Saturday, 19 November 2011

privacy of the patriarchal blessing

i've been thinking lots about privacy lately. mostly because i want to be as involved in the obama campaign as i can be without breaking the hatch act. which then gets to this question: when does my public life end and my private life begin?

i was looking for answers on deep, existential things, so i did what i always do, turned to the scriptures and my patriarchal blessing, which feels like my most personal piece of scripture.
i've recently reconnected with it, and its feeling really meaningful right now. it always helps me feel like i have a cool mission for my life. i love that i know i get to choose it, but seriously, my life is so awesome when i just choose to trust God's plan for me. so, i reread my blessing and reconnected to that language about his plan for me and suddenly thought:

if i became a public figure, could people demand to read my blessing? lets pretend a mormon was elected president, would that mean his/her blessing should be canonized? then i wondered, would Mormons assume that the election of one type of mormon would prove the untruthfulness of the opposing side, or would Mormons be able to step back and realize that a democratic election does not the truth make?

then i got really curious to read jon hunstman and mitt romney's blessings. i mean, a blessing like that might could sway my vote, either way. but it seems like at the point of being a chief executive or a chief judge, one should need to reveal what they believe about themselves. though in order to make it fair, anyone asking must be willing to provide the same type of openness and transparency.

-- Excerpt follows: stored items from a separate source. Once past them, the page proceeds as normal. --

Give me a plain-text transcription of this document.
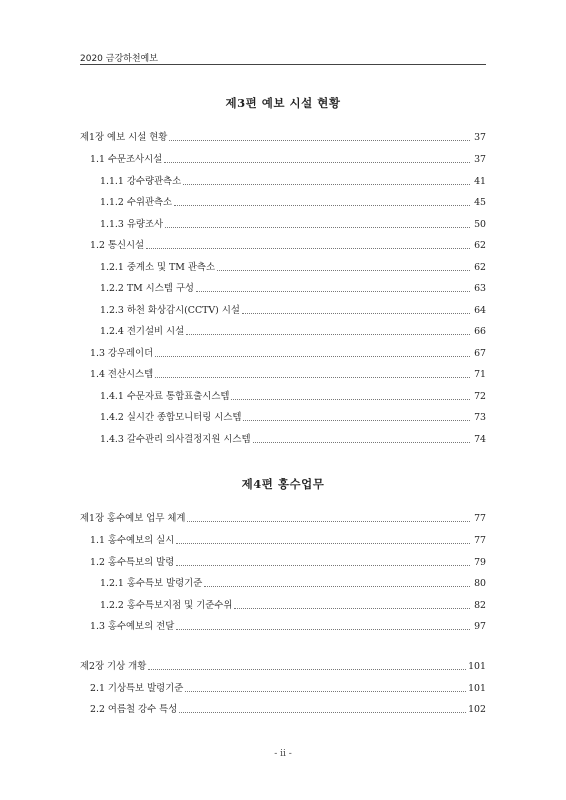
2020 금강하천예보
제3편 예보 시설 현황
제1장 예보 시설 현황	37
1.1 수문조사시설	37
1.1.1 강수량관측소	41
1.1.2 수위관측소	45
1.1.3 유량조사	50
1.2 통신시설	62
1.2.1 중계소 및 TM 관측소	62
1.2.2 TM 시스템 구성	63
1.2.3 하천 화상감시(CCTV) 시설	64
1.2.4 전기설비 시설	66
1.3 강우레이더	67
1.4 전산시스템	71
1.4.1 수문자료 통합표출시스템	72
1.4.2 실시간 종합모니터링 시스템	73
1.4.3 갈수관리 의사결정지원 시스템	74
제4편 홍수업무
제1장 홍수예보 업무 체계	77
1.1 홍수예보의 실시	77
1.2 홍수특보의 발령	79
1.2.1 홍수특보 발령기준	80
1.2.2 홍수특보지점 및 기준수위	82
1.3 홍수예보의 전달	97
제2장 기상 개황	101
2.1 기상특보 발령기준	101
2.2 여름철 강수 특성	102
- ii -
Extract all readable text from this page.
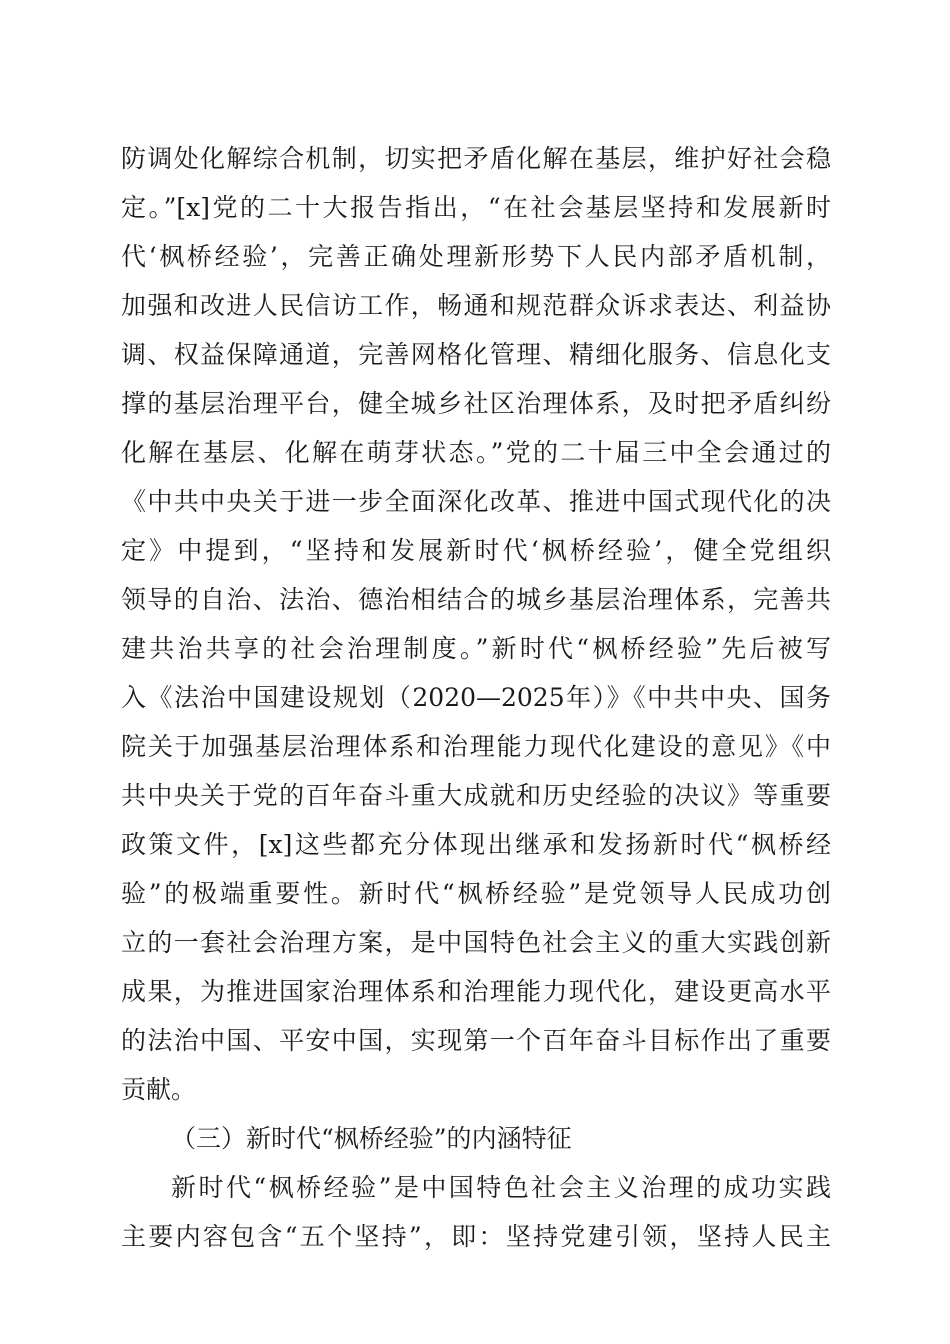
防调处化解综合机制，切实把矛盾化解在基层，维护好社会稳
定。”[x]党的二十大报告指出，“在社会基层坚持和发展新时
代‘枫桥经验’，完善正确处理新形势下人民内部矛盾机制，
加强和改进人民信访工作，畅通和规范群众诉求表达、利益协
调、权益保障通道，完善网格化管理、精细化服务、信息化支
撑的基层治理平台，健全城乡社区治理体系，及时把矛盾纠纷
化解在基层、化解在萌芽状态。”党的二十届三中全会通过的
《中共中央关于进一步全面深化改革、推进中国式现代化的决
定》中提到，“坚持和发展新时代‘枫桥经验’，健全党组织
领导的自治、法治、德治相结合的城乡基层治理体系，完善共
建共治共享的社会治理制度。”新时代“枫桥经验”先后被写
入《法治中国建设规划（2020—2025年）》《中共中央、国务
院关于加强基层治理体系和治理能力现代化建设的意见》《中
共中央关于党的百年奋斗重大成就和历史经验的决议》等重要
政策文件，[x]这些都充分体现出继承和发扬新时代“枫桥经
验”的极端重要性。新时代“枫桥经验”是党领导人民成功创
立的一套社会治理方案，是中国特色社会主义的重大实践创新
成果，为推进国家治理体系和治理能力现代化，建设更高水平
的法治中国、平安中国，实现第一个百年奋斗目标作出了重要
贡献。
（三）新时代“枫桥经验”的内涵特征
新时代“枫桥经验”是中国特色社会主义治理的成功实践
主要内容包含“五个坚持”，即：坚持党建引领，坚持人民主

i do like what the church says about them:

so in the case of a presidential election, once someone asks to see a patriarchal blessing, they should have a 2-5 page statement of their personal beliefs about God's role in his/her work when acting as President of the United States of America. seems like we should get to know if that feels right to us.

for instance, joseph smith got his blessing when he was in his 20's prophesying that he would establish the "New Jerusalem", subdue his enemies, enjoy his posterity to the latest generation, and "stand on the earth" to witness the Second Coming." it does seem like the voting public should know that those are his life goals (or if they are or not). but it would be completely unfair to punish somebody because they had clearly define life goals. just because one candidate is more self-actualized than another doesn't mean that the struggler doesn't need to answer the same questions. so, if anyone were to ask for mitt or jon's blessing, they better be willing to explain what they think their life mission is about in a spiritual way.